O tribunal de Coimbra condenou esta sexta-feira um homem a cinco anos de prisão suspensa por ter incendiado o carro com os filhos no interior, noticia o Correio da Manhã. O coletivo de juízes justificou a pena por considerar que foi um ato de “desespero”, numa altura em que o arguido estava desempregado.

O caso remonta a 13 de junho de 2017 em Lousada, distrito de Coimbra. Nesse dia, o pai tentou incendiar o carro onde ia com os dois filhos — uma menina de 13 anos e um menino de 11 –, mas as crianças acabaram por conseguir escapar sem qualquer ferimento.

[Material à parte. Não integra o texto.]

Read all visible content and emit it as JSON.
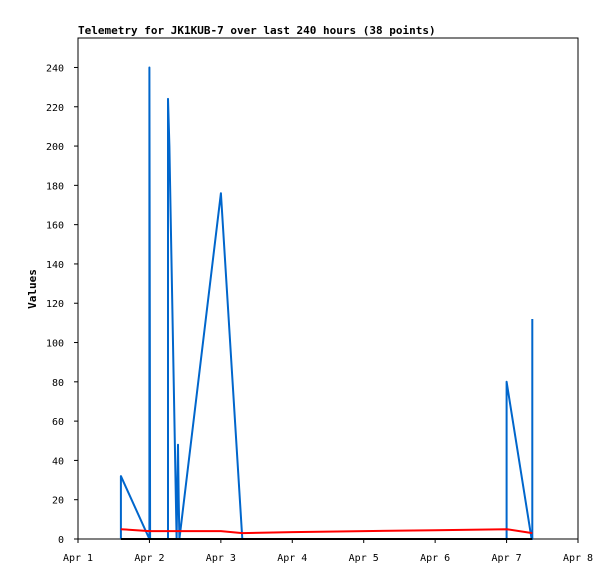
{
  "chart_data": {
    "type": "line",
    "title": "Telemetry for JK1KUB-7 over last 240 hours (38 points)",
    "ylabel": "Values",
    "xlabel": "",
    "x_ticks": [
      {
        "x": 0,
        "label": "Apr 1"
      },
      {
        "x": 1,
        "label": "Apr 2"
      },
      {
        "x": 2,
        "label": "Apr 3"
      },
      {
        "x": 3,
        "label": "Apr 4"
      },
      {
        "x": 4,
        "label": "Apr 5"
      },
      {
        "x": 5,
        "label": "Apr 6"
      },
      {
        "x": 6,
        "label": "Apr 7"
      },
      {
        "x": 7,
        "label": "Apr 8"
      }
    ],
    "y_ticks": [
      0,
      20,
      40,
      60,
      80,
      100,
      120,
      140,
      160,
      180,
      200,
      220,
      240
    ],
    "xlim": [
      0,
      7
    ],
    "ylim": [
      0,
      255
    ],
    "grid": false,
    "x_unit_note": "days after Apr 1",
    "series": [
      {
        "color": "#0066cc",
        "x": [
          0.6,
          0.6,
          1.0,
          1.0,
          1.005,
          1.01,
          1.26,
          1.26,
          1.28,
          1.29,
          1.38,
          1.4,
          1.41,
          1.42,
          2.0,
          2.3,
          2.3,
          6.0,
          6.0,
          6.35,
          6.36,
          6.36
        ],
        "y": [
          0,
          32,
          0,
          240,
          113,
          0,
          0,
          224,
          200,
          180,
          0,
          48,
          20,
          0,
          176,
          0,
          0,
          0,
          80,
          0,
          0,
          112
        ]
      },
      {
        "color": "#ff0000",
        "x": [
          0.6,
          1.0,
          1.5,
          2.0,
          2.3,
          3.0,
          4.0,
          5.0,
          6.0,
          6.36
        ],
        "y": [
          5,
          4,
          4,
          4,
          3,
          3.5,
          4,
          4.5,
          5,
          3
        ]
      },
      {
        "color": "#000000",
        "x": [
          0.6,
          6.36
        ],
        "y": [
          0,
          0
        ]
      }
    ]
  }
}
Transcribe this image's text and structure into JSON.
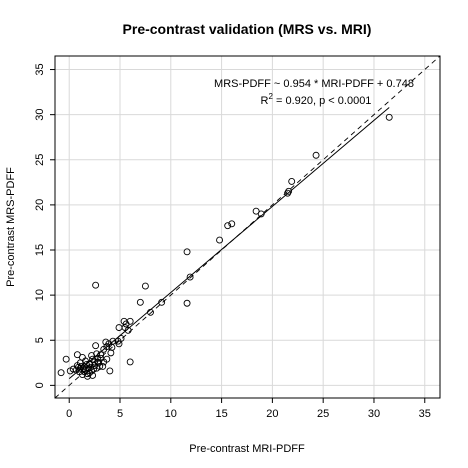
{
  "chart_data": {
    "type": "scatter",
    "title": "Pre-contrast validation (MRS vs. MRI)",
    "xlabel": "Pre-contrast MRI-PDFF",
    "ylabel": "Pre-contrast MRS-PDFF",
    "xlim": [
      -1.4,
      36.5
    ],
    "ylim": [
      -1.4,
      36.5
    ],
    "xticks": [
      0,
      5,
      10,
      15,
      20,
      25,
      30,
      35
    ],
    "yticks": [
      0,
      5,
      10,
      15,
      20,
      25,
      30,
      35
    ],
    "grid": true,
    "annotations": {
      "equation": "MRS-PDFF ~ 0.954 * MRI-PDFF + 0.748",
      "r2_label": "R",
      "r2_exp": "2",
      "r2_value": " = 0.920, p < 0.0001"
    },
    "regression_line": {
      "slope": 0.954,
      "intercept": 0.748,
      "x_range": [
        0,
        31.5
      ],
      "style": "solid"
    },
    "identity_line": {
      "slope": 1,
      "intercept": 0,
      "style": "dashed"
    },
    "series": [
      {
        "points": [
          [
            31.5,
            29.7
          ],
          [
            24.3,
            25.5
          ],
          [
            21.9,
            22.6
          ],
          [
            21.6,
            21.5
          ],
          [
            21.5,
            21.3
          ],
          [
            18.4,
            19.3
          ],
          [
            18.9,
            19.0
          ],
          [
            16.0,
            17.9
          ],
          [
            15.6,
            17.7
          ],
          [
            14.8,
            16.1
          ],
          [
            11.6,
            14.8
          ],
          [
            11.9,
            12.0
          ],
          [
            11.6,
            9.1
          ],
          [
            9.1,
            9.2
          ],
          [
            8.0,
            8.1
          ],
          [
            7.5,
            11.0
          ],
          [
            7.0,
            9.2
          ],
          [
            2.6,
            11.1
          ],
          [
            6.0,
            2.6
          ],
          [
            5.4,
            7.1
          ],
          [
            6.0,
            7.1
          ],
          [
            5.5,
            6.4
          ],
          [
            4.9,
            6.4
          ],
          [
            5.8,
            6.1
          ],
          [
            5.6,
            6.8
          ],
          [
            4.8,
            4.9
          ],
          [
            4.9,
            4.6
          ],
          [
            5.1,
            5.2
          ],
          [
            4.3,
            4.9
          ],
          [
            3.9,
            4.6
          ],
          [
            3.6,
            4.8
          ],
          [
            4.2,
            4.2
          ],
          [
            3.7,
            4.3
          ],
          [
            3.4,
            4.0
          ],
          [
            4.1,
            3.6
          ],
          [
            2.6,
            4.4
          ],
          [
            3.1,
            3.4
          ],
          [
            2.7,
            3.5
          ],
          [
            2.2,
            3.3
          ],
          [
            3.1,
            3.0
          ],
          [
            2.8,
            2.6
          ],
          [
            3.7,
            2.9
          ],
          [
            1.3,
            3.1
          ],
          [
            0.8,
            3.4
          ],
          [
            -0.3,
            2.9
          ],
          [
            1.6,
            2.7
          ],
          [
            2.0,
            2.4
          ],
          [
            2.3,
            2.9
          ],
          [
            1.1,
            2.5
          ],
          [
            1.7,
            2.3
          ],
          [
            2.5,
            2.2
          ],
          [
            0.9,
            2.0
          ],
          [
            1.4,
            1.9
          ],
          [
            1.2,
            2.1
          ],
          [
            0.4,
            1.8
          ],
          [
            0.1,
            1.6
          ],
          [
            -0.8,
            1.4
          ],
          [
            1.5,
            1.5
          ],
          [
            1.8,
            1.3
          ],
          [
            2.2,
            1.6
          ],
          [
            2.4,
            1.8
          ],
          [
            1.9,
            1.9
          ],
          [
            2.1,
            2.0
          ],
          [
            1.0,
            1.5
          ],
          [
            0.7,
            1.7
          ],
          [
            1.5,
            2.1
          ],
          [
            2.0,
            1.4
          ],
          [
            2.3,
            1.1
          ],
          [
            1.8,
            1.0
          ],
          [
            2.7,
            1.9
          ],
          [
            3.0,
            2.1
          ],
          [
            1.3,
            1.2
          ],
          [
            0.8,
            2.2
          ],
          [
            2.5,
            2.6
          ],
          [
            2.0,
            2.3
          ],
          [
            1.6,
            1.7
          ],
          [
            2.9,
            2.5
          ],
          [
            3.4,
            2.6
          ],
          [
            2.8,
            3.0
          ],
          [
            4.0,
            1.6
          ],
          [
            3.3,
            2.1
          ],
          [
            1.1,
            1.9
          ]
        ]
      }
    ]
  }
}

A juíza que presidiu ao julgamento, Ana Lúcia Gordinho, referiu que não é um caso habitual no tribunal” e que o arguido de 45 anos agiu num ato de desespero com medo de perder a guarda dos filhos, dado que estava desempregado e não tinha rendimentos suficientes para os sustentar. Ana Lúcia Gordinho acrescenta ainda ” a justificação [do ato por parte do arguido] é quase uma justificação de afetividade, de amor”.

O arguido tinha perdido a custódia dos filhos em 2008 por suspeitas de que a mãe deixava as crianças sozinhas em casa durante tardes inteiras, na altura em que os meninos tinham 1 e 3 anos. Posteriormente, o arguido divorciou-se da mulher e lutou por recuperar a guarda dos filhos, que conseguiu em 2010.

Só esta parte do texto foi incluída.